Zen and Kai and The Art of Maintenance#roopakism Roopak Saluja • December 16, 2016
I love the period between Christmas and the first working day of the following year. One of the main reasons being that I use that time for housekeeping and maintenance. You know…clearing out to-do lists- whether shit’s done or no longer relevant, going through important but not so urgent stuff that’s been piling up for months, cleaning out my office desk and my home desk, chucking old magazines and papers. It’s really quite amazing what I come across in the process. Last year I found an India Today piece touting Arvind Kejriwal as the Great White Hope of Indian politics. Hahaha! Now I expect I’ll find something ridiculing Trump’s absurd goal, etc.
This year I feel a bit constrained. We’re in the UK to spend Xmas with Tara’s sister, Namrita and her family in Southport, close to Manchester and Liverpool (imagine the football rivalry in that town!), which I’m really looking forward to for several reasons including the fact that there’s a chance we might see a White Christmas. Well, at least more of a chance than in Bombay or Mahabaleshwar, where we often spend Xmas at our farm. Tara isn’t a big fan of the cold. And if left to her, Zen and Kai won’t see snow till they’re well past 30. So this is our big chance.
Why do I feel constrained? Because we’re only getting back to Bombay on the 31st and I’m mildly disappointed that after a couple of years of longer New Year’s breaks, the 2nd is a Monday and we’re right back at work again. That means practically no maintenance time. Somehow, I’ll just have to wing it.
I’m a firm believer in maintenance time. Not just at the end of the year but generally across the board for everything in life. As a wildly generalistic rule of thumb, you need to spend 10% of your time on maintenance, so the other 90% goes smoothly. That’s what planning and scheduling are about. Goal setting, to-do lists, OS updates, car servicing, spring cleaning, tuning the piano, maintaining accounts (unless that’s what you get paid to do) and of course, motorcycle maintenance. When it comes to playing a sport or a musical instrument at a higher level though, the ratio gets inverted. You actually spend 90% of your time and effort practicing to deliver great output when it really matters the other 10% of the time. I don’t do either so I’ll stick with 10% for maintenance.
I didn’t always give it importance.
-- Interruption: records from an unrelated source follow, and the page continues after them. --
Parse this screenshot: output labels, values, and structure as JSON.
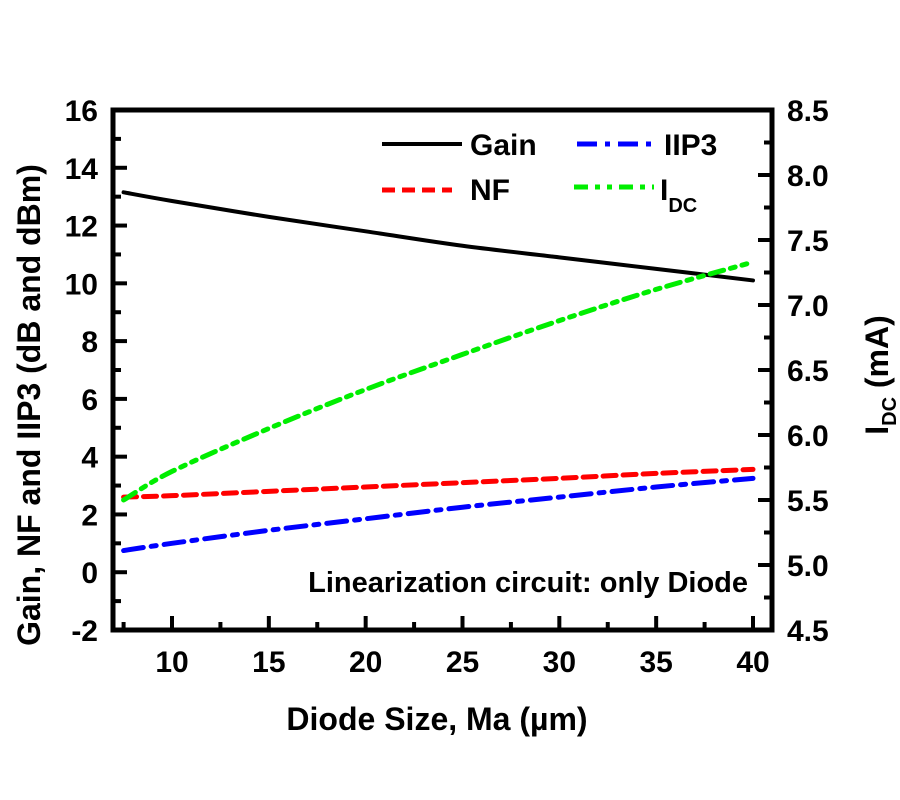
{
  "chart_data": {
    "type": "line",
    "title": "",
    "xlabel": "Diode Size, Ma  (µm)",
    "ylabel": "Gain, NF and IIP3  (dB and dBm)",
    "y2label_main": "I",
    "y2label_sub": "DC",
    "y2label_unit": " (mA)",
    "xlim": [
      7.5,
      41
    ],
    "ylim": [
      -2,
      16
    ],
    "y2lim": [
      4.5,
      8.5
    ],
    "xticks": [
      10,
      15,
      20,
      25,
      30,
      35,
      40
    ],
    "yticks": [
      -2,
      0,
      2,
      4,
      6,
      8,
      10,
      12,
      14,
      16
    ],
    "y2ticks": [
      "4.5",
      "5.0",
      "5.5",
      "6.0",
      "6.5",
      "7.0",
      "7.5",
      "8.0",
      "8.5"
    ],
    "grid": false,
    "legend_position": "top-right",
    "annotation": "Linearization circuit: only Diode",
    "x": [
      7.5,
      10,
      15,
      20,
      25,
      30,
      35,
      40
    ],
    "series": [
      {
        "name": "Gain",
        "axis": "left",
        "color": "#000000",
        "dash": "solid",
        "values": [
          13.15,
          12.85,
          12.3,
          11.8,
          11.3,
          10.9,
          10.5,
          10.1
        ]
      },
      {
        "name": "IIP3",
        "axis": "left",
        "color": "#0000ff",
        "dash": "dashdot",
        "values": [
          0.75,
          1.0,
          1.45,
          1.85,
          2.25,
          2.6,
          2.95,
          3.25
        ]
      },
      {
        "name": "NF",
        "axis": "left",
        "color": "#ff0000",
        "dash": "dash",
        "values": [
          2.6,
          2.65,
          2.8,
          2.95,
          3.1,
          3.25,
          3.42,
          3.56
        ]
      },
      {
        "name": "IDC",
        "name_main": "I",
        "name_sub": "DC",
        "axis": "right",
        "color": "#00ee00",
        "dash": "dashdotdot",
        "values": [
          5.5,
          5.72,
          6.05,
          6.35,
          6.62,
          6.88,
          7.12,
          7.33
        ]
      }
    ],
    "legend": [
      {
        "label": "Gain",
        "series": 0
      },
      {
        "label": "IIP3",
        "series": 1
      },
      {
        "label": "NF",
        "series": 2
      },
      {
        "label": "I",
        "sub": "DC",
        "series": 3
      }
    ]
  }
}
In my mid and late twenties, my life was all about work. Important personal stuff would suffer, especially the maintenance part- paying bills on time, keeping my home in order, servicing my car and some of the other stuff I mentioned above. For the record, I’m not a bike guy. So the reference to motorcycle maintenance isn’t from personal experience. If the subject of this post is lost on you, there’s a book you’ve never heard of called Zen and the Art of Motorcycle Maintenance. Frankly, it’s excruciatingly boring so I wouldn’t recommend it.